Just last week, Patrick Chovanec was warning about the looming need to roll over debt in China:
Chovanec tells Nouriel Roubini the conflict between driving growth through investment-directed credit, and the resulting inflation problem, is being brought to the fore by looming debt maturities:
“…the thing that’s really intensifying that is the need to roll over debt. No longer are we talking about bad debt as a theoretical possibility, we’re talking about it as a real thing that needs to be dealt with within the system, and it’s eating up the available credit within the system. So, if you want to drive growth, you have to do it through credit expansion, if you expand credit, then you’re creating inflation. And that trade-off has become much more intense than it was a year ago, two years ago.”
In Monday’s FT:
China has instructed its banks to embark on a mammoth roll-over of loans to local governments, delaying the country’s reckoning with debts that have clouded its economic prospects.

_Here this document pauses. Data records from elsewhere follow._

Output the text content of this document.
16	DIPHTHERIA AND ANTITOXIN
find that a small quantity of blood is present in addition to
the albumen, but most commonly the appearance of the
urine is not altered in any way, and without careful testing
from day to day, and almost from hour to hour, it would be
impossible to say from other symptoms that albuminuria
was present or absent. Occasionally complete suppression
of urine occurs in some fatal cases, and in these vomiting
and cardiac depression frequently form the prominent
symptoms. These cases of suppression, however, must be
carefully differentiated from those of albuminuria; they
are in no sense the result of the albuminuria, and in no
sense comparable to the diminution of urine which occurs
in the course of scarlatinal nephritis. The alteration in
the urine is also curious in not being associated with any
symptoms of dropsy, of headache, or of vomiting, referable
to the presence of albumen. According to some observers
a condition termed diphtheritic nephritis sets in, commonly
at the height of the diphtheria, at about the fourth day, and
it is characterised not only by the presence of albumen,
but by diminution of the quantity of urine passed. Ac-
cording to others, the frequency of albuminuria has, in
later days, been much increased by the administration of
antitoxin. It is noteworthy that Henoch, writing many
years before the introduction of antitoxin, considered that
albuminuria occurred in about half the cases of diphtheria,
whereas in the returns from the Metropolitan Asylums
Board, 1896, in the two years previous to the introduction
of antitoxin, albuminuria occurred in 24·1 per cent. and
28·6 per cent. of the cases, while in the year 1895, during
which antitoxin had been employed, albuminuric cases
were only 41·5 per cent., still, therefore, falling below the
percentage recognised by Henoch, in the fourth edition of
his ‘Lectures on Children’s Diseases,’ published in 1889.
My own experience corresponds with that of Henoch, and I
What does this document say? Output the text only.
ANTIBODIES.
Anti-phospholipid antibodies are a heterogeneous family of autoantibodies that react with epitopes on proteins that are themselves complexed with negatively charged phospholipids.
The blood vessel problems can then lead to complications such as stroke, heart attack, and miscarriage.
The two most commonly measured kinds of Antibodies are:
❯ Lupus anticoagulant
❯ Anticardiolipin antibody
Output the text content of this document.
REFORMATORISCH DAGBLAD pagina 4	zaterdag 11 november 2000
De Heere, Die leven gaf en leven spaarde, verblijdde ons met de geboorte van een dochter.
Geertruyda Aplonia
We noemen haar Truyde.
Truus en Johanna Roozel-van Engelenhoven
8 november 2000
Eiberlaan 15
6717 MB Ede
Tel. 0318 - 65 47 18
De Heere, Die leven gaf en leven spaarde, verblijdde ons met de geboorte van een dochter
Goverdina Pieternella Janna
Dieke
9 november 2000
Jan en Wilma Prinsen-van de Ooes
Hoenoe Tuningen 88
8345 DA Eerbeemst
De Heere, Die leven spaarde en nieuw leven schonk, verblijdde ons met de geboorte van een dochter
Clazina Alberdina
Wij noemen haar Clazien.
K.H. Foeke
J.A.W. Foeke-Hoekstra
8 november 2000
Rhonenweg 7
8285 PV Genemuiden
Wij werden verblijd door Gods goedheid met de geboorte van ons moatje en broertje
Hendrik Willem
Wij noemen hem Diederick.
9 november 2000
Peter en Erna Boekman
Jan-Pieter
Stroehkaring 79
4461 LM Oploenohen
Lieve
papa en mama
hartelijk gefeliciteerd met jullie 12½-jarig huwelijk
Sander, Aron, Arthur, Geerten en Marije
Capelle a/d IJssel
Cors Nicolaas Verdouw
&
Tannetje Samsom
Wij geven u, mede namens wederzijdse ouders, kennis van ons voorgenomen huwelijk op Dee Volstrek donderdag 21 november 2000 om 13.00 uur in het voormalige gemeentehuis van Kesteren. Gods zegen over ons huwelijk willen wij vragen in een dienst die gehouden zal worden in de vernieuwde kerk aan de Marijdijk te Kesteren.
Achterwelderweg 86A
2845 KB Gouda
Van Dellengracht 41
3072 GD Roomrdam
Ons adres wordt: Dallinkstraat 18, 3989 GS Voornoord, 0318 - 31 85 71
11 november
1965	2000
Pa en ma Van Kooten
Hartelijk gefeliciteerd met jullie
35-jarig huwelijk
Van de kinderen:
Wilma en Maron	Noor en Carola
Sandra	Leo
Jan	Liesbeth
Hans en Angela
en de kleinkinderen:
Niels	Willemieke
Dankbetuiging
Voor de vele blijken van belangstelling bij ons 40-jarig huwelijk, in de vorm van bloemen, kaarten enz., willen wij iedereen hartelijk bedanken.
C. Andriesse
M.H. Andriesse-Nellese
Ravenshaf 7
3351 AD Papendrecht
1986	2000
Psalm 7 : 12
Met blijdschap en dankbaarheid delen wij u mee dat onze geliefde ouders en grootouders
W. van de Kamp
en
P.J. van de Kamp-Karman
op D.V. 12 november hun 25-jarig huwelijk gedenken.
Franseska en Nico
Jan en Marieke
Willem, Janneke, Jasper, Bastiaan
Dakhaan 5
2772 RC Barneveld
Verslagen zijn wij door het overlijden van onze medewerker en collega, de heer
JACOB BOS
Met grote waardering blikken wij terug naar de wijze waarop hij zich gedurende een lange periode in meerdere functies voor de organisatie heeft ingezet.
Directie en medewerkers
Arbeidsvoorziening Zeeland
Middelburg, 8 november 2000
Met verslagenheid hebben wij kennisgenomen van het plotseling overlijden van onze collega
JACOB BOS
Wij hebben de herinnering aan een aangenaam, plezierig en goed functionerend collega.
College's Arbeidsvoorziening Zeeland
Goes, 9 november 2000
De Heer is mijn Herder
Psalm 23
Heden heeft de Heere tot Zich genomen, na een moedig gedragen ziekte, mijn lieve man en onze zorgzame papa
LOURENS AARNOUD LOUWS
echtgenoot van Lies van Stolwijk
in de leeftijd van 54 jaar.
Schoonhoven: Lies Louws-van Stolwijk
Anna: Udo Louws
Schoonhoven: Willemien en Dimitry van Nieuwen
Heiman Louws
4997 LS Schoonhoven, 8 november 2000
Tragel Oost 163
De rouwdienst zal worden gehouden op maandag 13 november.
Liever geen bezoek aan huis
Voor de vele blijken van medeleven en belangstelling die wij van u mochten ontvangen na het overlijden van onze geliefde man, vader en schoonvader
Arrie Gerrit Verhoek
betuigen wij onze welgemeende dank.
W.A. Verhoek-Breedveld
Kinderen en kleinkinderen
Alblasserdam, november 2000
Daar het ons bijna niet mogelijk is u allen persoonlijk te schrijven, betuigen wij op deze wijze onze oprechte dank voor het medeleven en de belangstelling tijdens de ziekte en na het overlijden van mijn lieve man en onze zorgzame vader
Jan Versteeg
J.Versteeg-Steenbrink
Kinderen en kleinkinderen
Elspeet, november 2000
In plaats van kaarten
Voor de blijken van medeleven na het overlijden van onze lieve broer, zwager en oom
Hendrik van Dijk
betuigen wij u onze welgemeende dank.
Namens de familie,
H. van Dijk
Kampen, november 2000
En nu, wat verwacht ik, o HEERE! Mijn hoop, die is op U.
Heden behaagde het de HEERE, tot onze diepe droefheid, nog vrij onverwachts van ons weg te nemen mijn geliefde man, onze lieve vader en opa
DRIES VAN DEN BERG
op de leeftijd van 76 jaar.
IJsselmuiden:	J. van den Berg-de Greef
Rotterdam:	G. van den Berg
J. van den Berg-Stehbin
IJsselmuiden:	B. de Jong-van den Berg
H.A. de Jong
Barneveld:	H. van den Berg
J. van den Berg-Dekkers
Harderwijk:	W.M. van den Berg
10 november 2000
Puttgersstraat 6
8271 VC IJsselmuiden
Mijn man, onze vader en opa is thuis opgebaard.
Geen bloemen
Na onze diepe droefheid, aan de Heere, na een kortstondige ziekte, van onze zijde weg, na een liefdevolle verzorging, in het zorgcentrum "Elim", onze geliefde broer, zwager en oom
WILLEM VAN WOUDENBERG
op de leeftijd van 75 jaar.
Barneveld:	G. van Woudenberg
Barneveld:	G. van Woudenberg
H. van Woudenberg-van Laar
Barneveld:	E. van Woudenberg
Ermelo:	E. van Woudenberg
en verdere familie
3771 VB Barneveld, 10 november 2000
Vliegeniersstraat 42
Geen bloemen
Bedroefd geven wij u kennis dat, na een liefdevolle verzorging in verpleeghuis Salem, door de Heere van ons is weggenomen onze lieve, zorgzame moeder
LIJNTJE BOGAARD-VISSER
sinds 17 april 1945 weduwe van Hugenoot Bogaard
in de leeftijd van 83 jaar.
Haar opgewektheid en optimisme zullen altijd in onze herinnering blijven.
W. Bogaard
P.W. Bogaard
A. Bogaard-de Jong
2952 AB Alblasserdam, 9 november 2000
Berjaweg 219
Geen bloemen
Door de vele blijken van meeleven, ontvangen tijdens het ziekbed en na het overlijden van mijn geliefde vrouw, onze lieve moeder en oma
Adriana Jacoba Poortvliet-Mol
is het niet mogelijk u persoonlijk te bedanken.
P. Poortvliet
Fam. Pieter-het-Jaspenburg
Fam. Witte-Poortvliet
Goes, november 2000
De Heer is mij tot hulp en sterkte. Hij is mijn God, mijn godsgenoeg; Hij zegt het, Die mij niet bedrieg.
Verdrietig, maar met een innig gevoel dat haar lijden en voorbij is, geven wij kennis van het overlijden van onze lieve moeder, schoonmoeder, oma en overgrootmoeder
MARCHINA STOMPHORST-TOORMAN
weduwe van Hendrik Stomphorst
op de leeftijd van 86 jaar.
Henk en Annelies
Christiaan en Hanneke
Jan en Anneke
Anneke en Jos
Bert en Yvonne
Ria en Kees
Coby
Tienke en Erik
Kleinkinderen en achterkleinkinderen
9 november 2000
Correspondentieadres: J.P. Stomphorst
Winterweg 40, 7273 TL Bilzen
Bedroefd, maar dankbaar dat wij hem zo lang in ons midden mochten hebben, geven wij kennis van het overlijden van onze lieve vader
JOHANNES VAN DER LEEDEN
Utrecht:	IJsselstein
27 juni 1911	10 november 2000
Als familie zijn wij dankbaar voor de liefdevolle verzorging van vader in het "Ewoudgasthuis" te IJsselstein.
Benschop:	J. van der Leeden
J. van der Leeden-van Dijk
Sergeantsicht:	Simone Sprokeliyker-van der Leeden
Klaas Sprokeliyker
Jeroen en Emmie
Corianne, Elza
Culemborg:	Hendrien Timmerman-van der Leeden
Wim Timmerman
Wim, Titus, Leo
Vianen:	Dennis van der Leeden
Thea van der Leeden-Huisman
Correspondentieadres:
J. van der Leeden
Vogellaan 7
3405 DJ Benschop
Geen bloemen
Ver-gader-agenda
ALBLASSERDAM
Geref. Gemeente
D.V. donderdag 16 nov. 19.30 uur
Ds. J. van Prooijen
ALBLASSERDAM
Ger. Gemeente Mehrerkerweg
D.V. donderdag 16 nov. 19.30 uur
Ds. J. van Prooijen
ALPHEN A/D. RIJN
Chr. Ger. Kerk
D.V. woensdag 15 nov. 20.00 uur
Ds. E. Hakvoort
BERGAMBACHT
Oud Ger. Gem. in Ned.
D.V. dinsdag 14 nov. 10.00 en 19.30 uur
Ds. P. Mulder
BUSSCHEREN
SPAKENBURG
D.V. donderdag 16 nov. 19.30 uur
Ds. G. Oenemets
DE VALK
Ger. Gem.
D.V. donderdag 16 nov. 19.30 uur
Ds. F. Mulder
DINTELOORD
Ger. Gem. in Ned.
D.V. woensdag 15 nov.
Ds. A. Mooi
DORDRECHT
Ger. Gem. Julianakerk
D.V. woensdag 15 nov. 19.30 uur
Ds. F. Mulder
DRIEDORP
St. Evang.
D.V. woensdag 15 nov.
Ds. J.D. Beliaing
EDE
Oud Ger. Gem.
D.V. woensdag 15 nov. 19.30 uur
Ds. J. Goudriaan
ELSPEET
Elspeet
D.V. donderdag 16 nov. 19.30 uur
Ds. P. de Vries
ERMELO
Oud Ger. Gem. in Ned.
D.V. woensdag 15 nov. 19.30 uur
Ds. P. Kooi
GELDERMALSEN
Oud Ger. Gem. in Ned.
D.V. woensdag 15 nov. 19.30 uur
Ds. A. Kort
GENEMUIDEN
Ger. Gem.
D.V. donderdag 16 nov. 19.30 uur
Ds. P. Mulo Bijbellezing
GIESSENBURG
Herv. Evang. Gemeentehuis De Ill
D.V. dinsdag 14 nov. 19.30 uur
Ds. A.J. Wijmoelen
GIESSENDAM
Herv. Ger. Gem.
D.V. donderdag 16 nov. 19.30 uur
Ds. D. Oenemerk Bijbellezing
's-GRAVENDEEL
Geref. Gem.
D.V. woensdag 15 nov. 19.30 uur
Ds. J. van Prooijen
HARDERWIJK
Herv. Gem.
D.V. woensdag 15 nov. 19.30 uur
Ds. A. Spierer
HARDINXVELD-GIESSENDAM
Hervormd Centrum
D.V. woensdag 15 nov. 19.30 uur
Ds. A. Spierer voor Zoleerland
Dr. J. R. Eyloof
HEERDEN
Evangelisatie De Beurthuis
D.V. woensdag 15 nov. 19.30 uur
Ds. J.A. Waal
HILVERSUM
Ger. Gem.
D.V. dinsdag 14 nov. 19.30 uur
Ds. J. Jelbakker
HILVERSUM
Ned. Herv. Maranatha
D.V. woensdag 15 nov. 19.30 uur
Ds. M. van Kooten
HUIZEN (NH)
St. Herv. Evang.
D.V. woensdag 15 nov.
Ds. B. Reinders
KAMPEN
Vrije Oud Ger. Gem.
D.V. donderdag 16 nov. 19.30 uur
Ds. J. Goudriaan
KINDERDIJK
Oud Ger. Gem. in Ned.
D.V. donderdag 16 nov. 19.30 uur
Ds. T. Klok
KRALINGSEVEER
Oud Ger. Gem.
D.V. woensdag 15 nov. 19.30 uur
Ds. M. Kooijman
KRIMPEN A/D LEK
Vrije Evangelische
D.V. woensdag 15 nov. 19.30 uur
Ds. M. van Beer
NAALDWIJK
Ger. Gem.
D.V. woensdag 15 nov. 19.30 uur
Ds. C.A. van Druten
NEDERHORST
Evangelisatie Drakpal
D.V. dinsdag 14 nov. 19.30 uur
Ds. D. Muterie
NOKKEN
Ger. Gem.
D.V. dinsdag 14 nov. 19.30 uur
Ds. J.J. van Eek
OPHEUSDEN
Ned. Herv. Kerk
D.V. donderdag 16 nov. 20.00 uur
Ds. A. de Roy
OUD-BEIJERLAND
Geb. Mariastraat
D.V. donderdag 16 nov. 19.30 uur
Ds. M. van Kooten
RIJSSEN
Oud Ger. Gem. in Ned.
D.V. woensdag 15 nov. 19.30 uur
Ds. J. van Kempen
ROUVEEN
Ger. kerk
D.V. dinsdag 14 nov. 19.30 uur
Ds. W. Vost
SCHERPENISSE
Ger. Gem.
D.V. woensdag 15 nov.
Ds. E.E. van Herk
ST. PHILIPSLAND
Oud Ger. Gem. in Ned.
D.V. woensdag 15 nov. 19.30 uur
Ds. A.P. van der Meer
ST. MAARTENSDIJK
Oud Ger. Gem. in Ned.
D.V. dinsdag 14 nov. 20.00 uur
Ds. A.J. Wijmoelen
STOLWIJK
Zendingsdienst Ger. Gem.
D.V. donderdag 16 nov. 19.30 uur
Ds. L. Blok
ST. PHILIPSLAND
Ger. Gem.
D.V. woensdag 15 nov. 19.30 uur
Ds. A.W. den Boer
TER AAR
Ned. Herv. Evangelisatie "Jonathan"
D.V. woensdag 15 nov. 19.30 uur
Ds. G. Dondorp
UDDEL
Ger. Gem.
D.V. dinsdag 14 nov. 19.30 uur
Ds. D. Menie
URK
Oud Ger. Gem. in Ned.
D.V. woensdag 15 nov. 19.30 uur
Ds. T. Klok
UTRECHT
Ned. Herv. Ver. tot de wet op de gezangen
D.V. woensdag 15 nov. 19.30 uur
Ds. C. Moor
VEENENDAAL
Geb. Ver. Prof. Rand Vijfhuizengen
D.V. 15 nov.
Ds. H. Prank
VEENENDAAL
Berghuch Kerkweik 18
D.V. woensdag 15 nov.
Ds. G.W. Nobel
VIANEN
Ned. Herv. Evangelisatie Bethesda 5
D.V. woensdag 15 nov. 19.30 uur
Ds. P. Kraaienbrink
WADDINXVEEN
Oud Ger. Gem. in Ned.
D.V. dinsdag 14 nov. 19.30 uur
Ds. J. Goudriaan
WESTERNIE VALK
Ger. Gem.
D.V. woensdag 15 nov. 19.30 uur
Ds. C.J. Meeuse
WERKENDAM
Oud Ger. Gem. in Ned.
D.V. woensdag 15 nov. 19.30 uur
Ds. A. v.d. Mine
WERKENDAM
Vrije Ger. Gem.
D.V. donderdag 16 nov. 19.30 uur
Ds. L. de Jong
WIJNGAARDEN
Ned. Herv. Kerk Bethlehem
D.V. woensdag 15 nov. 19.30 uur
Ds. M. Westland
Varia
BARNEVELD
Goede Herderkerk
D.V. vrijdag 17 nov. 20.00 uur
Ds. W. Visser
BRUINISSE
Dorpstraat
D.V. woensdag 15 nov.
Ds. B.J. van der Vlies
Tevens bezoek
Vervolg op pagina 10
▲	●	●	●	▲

Since the principal on many of the loans is not repayable, banks have started extending maturities for local governments to avoid a wave of defaults, bankers and analysts familiar with the matter told the Financial Times. One person briefed on the plan said in some cases the maturities would be extended by as much as four years.
While some analysts have warned that many loans will still go bad and that a roll-over only postpones the problem, government advisers believe that it will give Beijing time to find a more permanent solution to its debt troubles.
Of course they do.
Actually there’s some positive news in the above report, in terms of rebalancing — the roll-overs won’t be carte blanche, apparently, and one of the tests is that they should only apply to debts for projects which were based on real demand.
Who knows how well this will be adhered to, but it’s a reminder that there are elements within the Chinese government who support some sort of action to address the problem of uneconomic, credit-driven infrastructure investment.